Luego de “exhaustivas” encuestas (hechas apenas al .001% de la población xalapeña), éstas revelaron que 8 de cada diez habitantes de Xalapa están de acuerdo con las medidas contenidas en el Plan de Movilidad Urbana.
Dejando de lado lo que ya habíamos comentado aquí antes acerca de la fiabilidad de la encuesta, hecha a tan pocas personas y bajo condiciones muy ambiguas, el caso es que el Ayuntamiento ya “consiguió” el aval de la ciudadanía para empezar a aplicar la primera fase del mentado Plan de Movilidad, la cual consistirá en retomar el cambio de sentido a las avenidas Américas y 20 de noviembre, realizado como prueba piloto durante el trienio del grismente célebre David Velasco Chedraui. A estos cambios de sentido lentamente, como ha sido todo en la administración de Américo Zúñiga Martínez, se le irán agregando los de otras avenidas de la ciudad, esto para ir conformando una red de pares viales que, rogamos encarecidamente a la Providencia, sirvan de algo.
Aunque la mera verdad, aun y cuando el Ayuntamiento de veras trabajara para mejorar la vialidad de la ciudad, reestructurando rutas de camiones, haciendo una reingeniería vial a profundidad y mejorando la calidad del transporte público, de poco serviría su esfuerzo si la ciudadanía no pone de su parte.
No basta más que salir a dar una vuelta por cualquier parte de la ciudad para darse cuenta que vivimos en la anarquía vial más terrible. En esta ciudad todos hacemos lo que queremos sin la menor consideración, ni para el Reglamento de Tránsito ni para nuestros conciudadanos; así de simple.
Todo mundo se estaciona donde le place, y si la grúa levanta su auto se enoja al grado de la indignación, incluyendo banquetas, isletas virtuales, entradas de cocheras, lugares para personas con discapacidad, etcétera. Cualquiera da vueltas prohibidas, se pasa los altos en los semáforos, aparta lugar para estacionarse poniendo piedras o huacales de madera, se para en doble fila y todas esas “linduras” que se hacen en el nombre de “quítense que ahí les voy”.

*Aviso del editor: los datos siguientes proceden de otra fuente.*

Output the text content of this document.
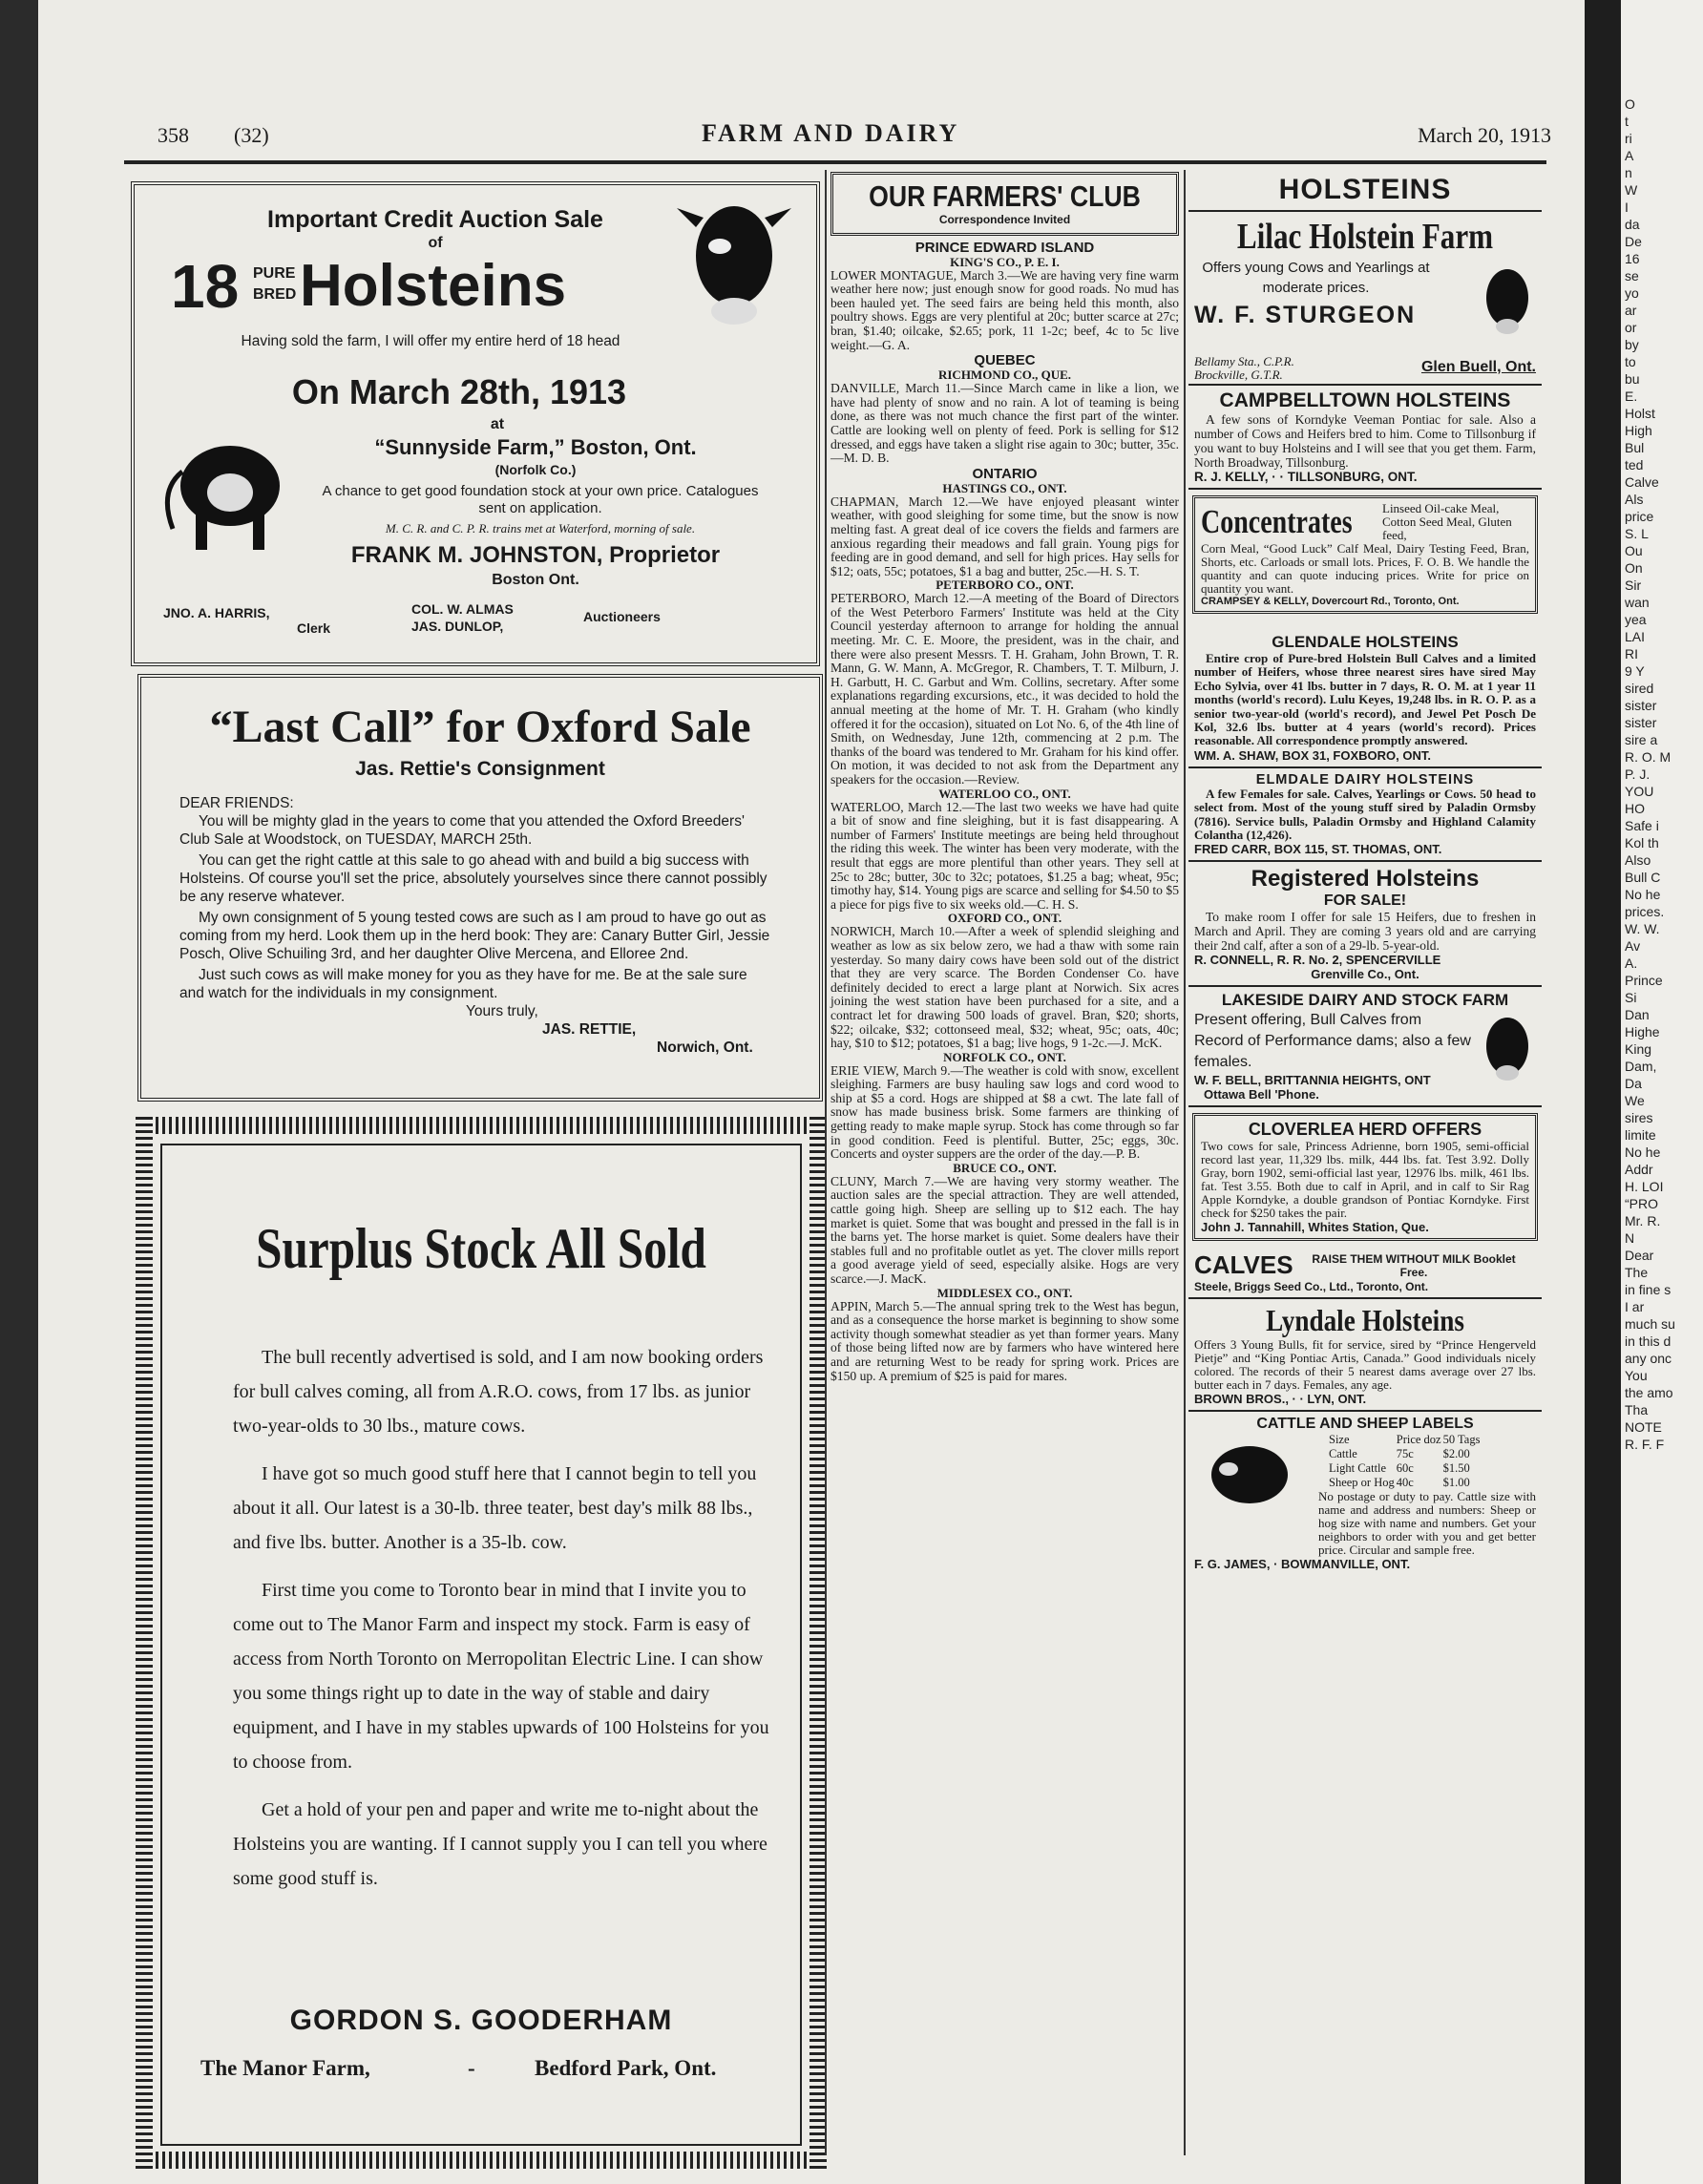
358 (32)	FARM AND DAIRY	March 20, 1913
Important Credit Auction Sale
of
18 PURE
BRED Holsteins
Having sold the farm, I will offer my entire herd of 18 head
On March 28th, 1913
at
“Sunnyside Farm,” Boston, Ont.
(Norfolk Co.)
A chance to get good foundation stock at your own price. Catalogues sent on application.
M. C. R. and C. P. R. trains met at Waterford, morning of sale.
FRANK M. JOHNSTON, Proprietor
Boston Ont.
JNO. A. HARRIS,
Clerk
COL. W. ALMAS
JAS. DUNLOP,
Auctioneers
“Last Call” for Oxford Sale
Jas. Rettie's Consignment
DEAR FRIENDS:
You will be mighty glad in the years to come that you attended the Oxford Breeders' Club Sale at Woodstock, on TUESDAY, MARCH 25th.
You can get the right cattle at this sale to go ahead with and build a big success with Holsteins. Of course you'll set the price, absolutely yourselves since there cannot possibly be any reserve whatever.
My own consignment of 5 young tested cows are such as I am proud to have go out as coming from my herd. Look them up in the herd book: They are: Canary Butter Girl, Jessie Posch, Olive Schuiling 3rd, and her daughter Olive Mercena, and Elloree 2nd.
Just such cows as will make money for you as they have for me. Be at the sale sure and watch for the individuals in my consignment.
Yours truly,
JAS. RETTIE,
Norwich, Ont.
Surplus Stock All Sold
The bull recently advertised is sold, and I am now booking orders for bull calves coming, all from A.R.O. cows, from 17 lbs. as junior two-year-olds to 30 lbs., mature cows.
I have got so much good stuff here that I cannot begin to tell you about it all. Our latest is a 30-lb. three teater, best day's milk 88 lbs., and five lbs. butter. Another is a 35-lb. cow.
First time you come to Toronto bear in mind that I invite you to come out to The Manor Farm and inspect my stock. Farm is easy of access from North Toronto on Merropolitan Electric Line. I can show you some things right up to date in the way of stable and dairy equipment, and I have in my stables upwards of 100 Holsteins for you to choose from.
Get a hold of your pen and paper and write me to-night about the Holsteins you are wanting. If I cannot supply you I can tell you where some good stuff is.
GORDON S. GOODERHAM
The Manor Farm,	-	Bedford Park, Ont.
OUR FARMERS' CLUB
Correspondence Invited
PRINCE EDWARD ISLAND
KING'S CO., P. E. I.

LOWER MONTAGUE, March 3.—We are having very fine warm weather here now; just enough snow for good roads. No mud has been hauled yet. The seed fairs are being held this month, also poultry shows. Eggs are very plentiful at 20c; butter scarce at 27c; bran, $1.40; oilcake, $2.65; pork, 11 1-2c; beef, 4c to 5c live weight.—G. A.

QUEBEC
RICHMOND CO., QUE.

DANVILLE, March 11.—Since March came in like a lion, we have had plenty of snow and no rain. A lot of teaming is being done, as there was not much chance the first part of the winter. Cattle are looking well on plenty of feed. Pork is selling for $12 dressed, and eggs have taken a slight rise again to 30c; butter, 35c.—M. D. B.

ONTARIO
HASTINGS CO., ONT.

CHAPMAN, March 12.—We have enjoyed pleasant winter weather, with good sleighing for some time, but the snow is now melting fast. A great deal of ice covers the fields and farmers are anxious regarding their meadows and fall grain. Young pigs for feeding are in good demand, and sell for high prices. Hay sells for $12; oats, 55c; potatoes, $1 a bag and butter, 25c.—H. S. T.

PETERBORO CO., ONT.

PETERBORO, March 12.—A meeting of the Board of Directors of the West Peterboro Farmers' Institute was held at the City Council yesterday afternoon to arrange for holding the annual meeting. Mr. C. E. Moore, the president, was in the chair, and there were also present Messrs. T. H. Graham, John Brown, T. R. Mann, G. W. Mann, A. McGregor, R. Chambers, T. T. Milburn, J. H. Garbutt, H. C. Garbut and Wm. Collins, secretary. After some explanations regarding excursions, etc., it was decided to hold the annual meeting at the home of Mr. T. H. Graham (who kindly offered it for the occasion), situated on Lot No. 6, of the 4th line of Smith, on Wednesday, June 12th, commencing at 2 p.m. The thanks of the board was tendered to Mr. Graham for his kind offer. On motion, it was decided to not ask from the Department any speakers for the occasion.—Review.

WATERLOO CO., ONT.

WATERLOO, March 12.—The last two weeks we have had quite a bit of snow and fine sleighing, but it is fast disappearing. A number of Farmers' Institute meetings are being held throughout the riding this week. The winter has been very moderate, with the result that eggs are more plentiful than other years. They sell at 25c to 28c; butter, 30c to 32c; potatoes, $1.25 a bag; wheat, 95c; timothy hay, $14. Young pigs are scarce and selling for $4.50 to $5 a piece for pigs five to six weeks old.—C. H. S.

OXFORD CO., ONT.

NORWICH, March 10.—After a week of splendid sleighing and weather as low as six below zero, we had a thaw with some rain yesterday. So many dairy cows have been sold out of the district that they are very scarce. The Borden Condenser Co. have definitely decided to erect a large plant at Norwich. Six acres joining the west station have been purchased for a site, and a contract let for drawing 500 loads of gravel. Bran, $20; shorts, $22; oilcake, $32; cottonseed meal, $32; wheat, 95c; oats, 40c; hay, $10 to $12; potatoes, $1 a bag; live hogs, 9 1-2c.—J. McK.

NORFOLK CO., ONT.

ERIE VIEW, March 9.—The weather is cold with snow, excellent sleighing. Farmers are busy hauling saw logs and cord wood to ship at $5 a cord. Hogs are shipped at $8 a cwt. The late fall of snow has made business brisk. Some farmers are thinking of getting ready to make maple syrup. Stock has come through so far in good condition. Feed is plentiful. Butter, 25c; eggs, 30c. Concerts and oyster suppers are the order of the day.—P. B.

BRUCE CO., ONT.

CLUNY, March 7.—We are having very stormy weather. The auction sales are the special attraction. They are well attended, cattle going high. Sheep are selling up to $12 each. The hay market is quiet. Some that was bought and pressed in the fall is in the barns yet. The horse market is quiet. Some dealers have their stables full and no profitable outlet as yet. The clover mills report a good average yield of seed, especially alsike. Hogs are very scarce.—J. MacK.

MIDDLESEX CO., ONT.

APPIN, March 5.—The annual spring trek to the West has begun, and as a consequence the horse market is beginning to show some activity though somewhat steadier as yet than former years. Many of those being lifted now are by farmers who have wintered here and are returning West to be ready for spring work. Prices are $150 up. A premium of $25 is paid for mares.

HOLSTEINS
Lilac Holstein Farm
Offers young Cows and Yearlings at moderate prices.
W. F. STURGEON
Bellamy Sta., C.P.R. Brockville, G.T.R.	Glen Buell, Ont.
CAMPBELLTOWN HOLSTEINS

A few sons of Korndyke Veeman Pontiac for sale. Also a number of Cows and Heifers bred to him. Come to Tillsonburg if you want to buy Holsteins and I will see that you get them. Farm, North Broadway, Tillsonburg.

R. J. KELLY, · · TILLSONBURG, ONT.
Concentrates Linseed Oil-cake Meal, Cotton Seed Meal, Gluten feed,

Corn Meal, “Good Luck” Calf Meal, Dairy Testing Feed, Bran, Shorts, etc. Carloads or small lots. Prices, F. O. B. We handle the quantity and can quote inducing prices. Write for price on quantity you want.

CRAMPSEY & KELLY, Dovercourt Rd., Toronto, Ont.
GLENDALE HOLSTEINS

Entire crop of Pure-bred Holstein Bull Calves and a limited number of Heifers, whose three nearest sires have sired May Echo Sylvia, over 41 lbs. butter in 7 days, R. O. M. at 1 year 11 months (world's record). Lulu Keyes, 19,248 lbs. in R. O. P. as a senior two-year-old (world's record), and Jewel Pet Posch De Kol, 32.6 lbs. butter at 4 years (world's record). Prices reasonable. All correspondence promptly answered.

WM. A. SHAW, BOX 31, FOXBORO, ONT.
ELMDALE DAIRY HOLSTEINS

A few Females for sale. Calves, Yearlings or Cows. 50 head to select from. Most of the young stuff sired by Paladin Ormsby (7816). Service bulls, Paladin Ormsby and Highland Calamity Colantha (12,426).

FRED CARR, BOX 115, ST. THOMAS, ONT.
Registered Holsteins
FOR SALE!

To make room I offer for sale 15 Heifers, due to freshen in March and April. They are coming 3 years old and are carrying their 2nd calf, after a son of a 29-lb. 5-year-old.

R. CONNELL, R. R. No. 2, SPENCERVILLE
Grenville Co., Ont.
LAKESIDE DAIRY AND STOCK FARM

Present offering, Bull Calves from Record of Performance dams; also a few females.

W. F. BELL, BRITTANNIA HEIGHTS, ONT
Ottawa Bell 'Phone.
CLOVERLEA HERD OFFERS

Two cows for sale, Princess Adrienne, born 1905, semi-official record last year, 11,329 lbs. milk, 444 lbs. fat. Test 3.92. Dolly Gray, born 1902, semi-official last year, 12976 lbs. milk, 461 lbs. fat. Test 3.55. Both due to calf in April, and in calf to Sir Rag Apple Korndyke, a double grandson of Pontiac Korndyke. First check for $250 takes the pair.

John J. Tannahill, Whites Station, Que.
CALVES	RAISE THEM WITHOUT MILK Booklet Free.
Steele, Briggs Seed Co., Ltd., Toronto, Ont.
Lyndale Holsteins

Offers 3 Young Bulls, fit for service, sired by “Prince Hengerveld Pietje” and “King Pontiac Artis, Canada.” Good individuals nicely colored. The records of their 5 nearest dams average over 27 lbs. butter each in 7 days. Females, any age.

BROWN BROS., · · LYN, ONT.
CATTLE AND SHEEP LABELS
Size	Price doz	50 Tags
Cattle	75c	$2.00
Light Cattle	60c	$1.50
Sheep or Hog	40c	$1.00

No postage or duty to pay. Cattle size with name and address and numbers: Sheep or hog size with name and numbers. Get your neighbors to order with you and get better price. Circular and sample free.

F. G. JAMES, · BOWMANVILLE, ONT.
O
t
ri
A
n
W
I
da
De
16
se
yo
ar
or
by
to
bu
E.
Holst
High
Bul
ted
Calve
Als
price
S. L
Ou
On
Sir
wan
yea
LAI
RI
9 Y
sired
sister
sister
sire a
R. O. M
P. J.
YOU
HO
Safe i
Kol th
Also
Bull C
No he
prices.
W. W.
Av
A.
Prince
Si
Dan
Highe
King
Dam,
Da
We
sires
limite
No he
Addr
H. LOI
“PRO
Mr. R.
N
Dear
The
in fine s
I ar
much su
in this d
any onc
You
the amo
Tha
NOTE
R. F. F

Xalapa es una ciudad culta, o al menos de eso se presume, por tanto una de las muestras más claras de que los xalapeños hemos mamado de esa cultura legendaria sería la de tener una correcta y sana convivencia vial. De no cambiar nuestra perspectiva acerca de la movilidad urbana, disminuyendo el uso del automóvil, usando transportes alternativos o el transporte público, considerando más al peatón, etcétera, ningún plan o programa de gobierno resolverá nada y seguiremos, como hasta ahora, viendo cómo disminuye nuestra calidad de vida y cómo nuestros nervios se colapsan porque en nuestras calles ya no es posible transitar.
Un gran ejercicio de conciencia, y de disposición, habremos de llevar a cabo ahora que, por fin, el alcalde ya empezará a hacer algo en concreto por la vialidad de la ciudad.
Participemos, quejémonos menos y cooperemos más, para que esto, literalmente, empiece a caminar, pues hagan de cuenta que hemos estado en un embotellamiento que ya dura cinco o seis periodos municipales.
Tengan un muy buen fin de semana y por aquí nos vemos el lunes.